On 15.01.2015 12:49, lemzwerg@googlemail.com wrote: > > The hyperlink issue is not related to the --bigpdf option (since it is a > bug in ghostscript), so I don't think that this is a showstopper. Well, it means that the code currently cannot be used to build lilyponds own documentation. cu, Knut
Sign in to reply to this message.
On 2015/01/15 12:01:55, Knut_Petersen_t-online.de wrote: > On 15.01.2015 10:45, mailto:dak@gnu.org wrote: > > > > Reliable? If I remember correctly, the tool used for combining the > > fonts (ppdfsizeopt.py) > > Ghostscript does the font merging. Ok. > BTW: All this has been documented in the commit message of the git-formatted > patch sent to lilypond-devel: > > Internal hyperlinks are fully preserved with current ghostscript git master. > > External hyperlinks (GoToR) _to_ a file processed this way are broken. > Fixing this would require major changes to ghostscript. > > External hyperlinks _from_ a file processed this way to other pdfs are > preserved if the reader program isn't broken (acroread is not broken > in this respect, evince is). > > For more details see Ghostscript bug #695747 > <http://bugs.ghostscript.com/show_bug.cgi?id=695747#c22> If external hyperlinks from our documentation PDF to other files stop working, we cannot make this the default way of building our documentation. The version of Ghostscript that is pertinent here is not the development master but mainly the version used in GUB, and secondarily the version of Ghostscript we expect to be current in GNU/Linux or other distributions that build LilyPond natively. There is some settling-down time as they are unlikely to use any 2.19 version (it's a development version, after all), but basically there needs to be a reasonable chance of the Ghostscript versions being fine by the time we release version 2.20.
Sign in to reply to this message.
On 2015/01/15 12:01:55, Knut_Petersen_t-online.de wrote: > On 15.01.2015 10:45, mailto:dak@gnu.org wrote: > > > > Reliable?
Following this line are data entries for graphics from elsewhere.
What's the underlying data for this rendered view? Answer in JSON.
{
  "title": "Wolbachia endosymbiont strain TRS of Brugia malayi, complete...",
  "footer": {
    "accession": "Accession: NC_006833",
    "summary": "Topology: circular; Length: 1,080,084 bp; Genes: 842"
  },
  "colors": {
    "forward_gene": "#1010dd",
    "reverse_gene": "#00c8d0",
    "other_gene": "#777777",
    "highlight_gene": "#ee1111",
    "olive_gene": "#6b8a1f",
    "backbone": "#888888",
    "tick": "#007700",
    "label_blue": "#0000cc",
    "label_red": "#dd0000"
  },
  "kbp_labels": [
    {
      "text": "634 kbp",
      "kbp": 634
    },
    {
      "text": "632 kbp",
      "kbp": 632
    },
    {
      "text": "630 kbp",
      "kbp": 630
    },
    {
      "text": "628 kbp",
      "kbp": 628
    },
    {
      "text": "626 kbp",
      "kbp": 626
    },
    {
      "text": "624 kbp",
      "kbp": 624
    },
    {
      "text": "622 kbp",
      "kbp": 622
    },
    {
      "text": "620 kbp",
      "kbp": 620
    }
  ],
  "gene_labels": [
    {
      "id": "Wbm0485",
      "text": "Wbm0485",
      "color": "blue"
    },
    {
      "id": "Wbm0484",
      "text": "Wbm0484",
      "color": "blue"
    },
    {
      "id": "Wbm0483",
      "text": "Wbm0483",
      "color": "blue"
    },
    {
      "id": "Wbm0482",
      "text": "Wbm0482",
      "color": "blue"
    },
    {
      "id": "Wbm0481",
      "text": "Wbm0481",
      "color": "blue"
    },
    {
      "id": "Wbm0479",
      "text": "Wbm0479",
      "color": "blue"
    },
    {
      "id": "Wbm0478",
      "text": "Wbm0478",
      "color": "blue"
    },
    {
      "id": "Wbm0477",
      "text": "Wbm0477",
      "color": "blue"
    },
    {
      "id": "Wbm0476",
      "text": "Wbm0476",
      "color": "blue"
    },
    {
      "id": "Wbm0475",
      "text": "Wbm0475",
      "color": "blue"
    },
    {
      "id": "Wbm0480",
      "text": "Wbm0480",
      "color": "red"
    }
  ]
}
If I remember correctly, the tool used for combining the > > fonts (ppdfsizeopt.py) > > Ghostscript does the font merging. Any idea whether something could be done to make PDFTeX do the font merging instead when including all the PDF files?
Sign in to reply to this message.
On 15.01.2015 13:15, dak@gnu.org wrote: > On 2015/01/15 12:01:55, Knut_Petersen_t-online.de wrote: > >> Ghostscript does the font merging. > > Any idea whether something could be done to make PDFTeX do the font > merging instead when including all the PDF files? No, not really. That would require a lot of work. cu, Knut > > https://codereview.appspot.com/194090043/ >
Sign in to reply to this message.
On 15/01/15 13:18, Knut Petersen wrote: > On 15.01.2015 13:15, dak@gnu.org wrote: >> On 2015/01/15 12:01:55, Knut_Petersen_t-online.de wrote: >> >>> Ghostscript does the font merging. >> >> Any idea whether something could be done to make PDFTeX do the font >> merging instead when including all the PDF files? > > No, not really. That would require a lot of work. > > cu, > Knut >> >> https://codereview.appspot.com/194090043/ >> > So do I go ahead and continue helping Knut with this patch? James
Sign in to reply to this message.
On 15.01.2015 13:12, dak@gnu.org wrote: > > If external hyperlinks from our documentation PDF to other files stop > working, we cannot make this the default way of building our > documentation. Indeed. Building lilypond with --bigpdfs enabled by default is a good test for that code, nothing more, nothing less. It passes that test. If you use pdftex, xetex, luatex or other TeX dialects that are able to directly include pdfs produced by lilypond and if you use that feature a lot, the --bigpdfs code will help you to reduce the file size of your final document significantly. Typical use would be a dissertation, a song book, etc. cu, Knut
Sign in to reply to this message.
On 2015/01/15 13:18:46, Knut_Petersen_t-online.de wrote: > On 15.01.2015 13:15, mailto:dak@gnu.org wrote: > > On 2015/01/15 12:01:55, Knut_Petersen_t-online.de wrote: > > > >> Ghostscript does the font merging. > > > > Any idea whether something could be done to make PDFTeX do the font > > merging instead when including all the PDF files? > > No, not really. That would require a lot of work. Judging from the documentation, that should be the default (namely, when \pdfinclusioncopyfonts is at its default value of 0 and we are talking about Type1 fonts). Cf <URL:http://tex.stackexchange.com/questions/136574/merging-duplicate-embedded-fonts#138726> for example. So the question is what is keeping this from happening. Maybe we need to call ps2pdf (when converting the fragments for inclusion) with some particular options to keep the fonts in a mergeable state?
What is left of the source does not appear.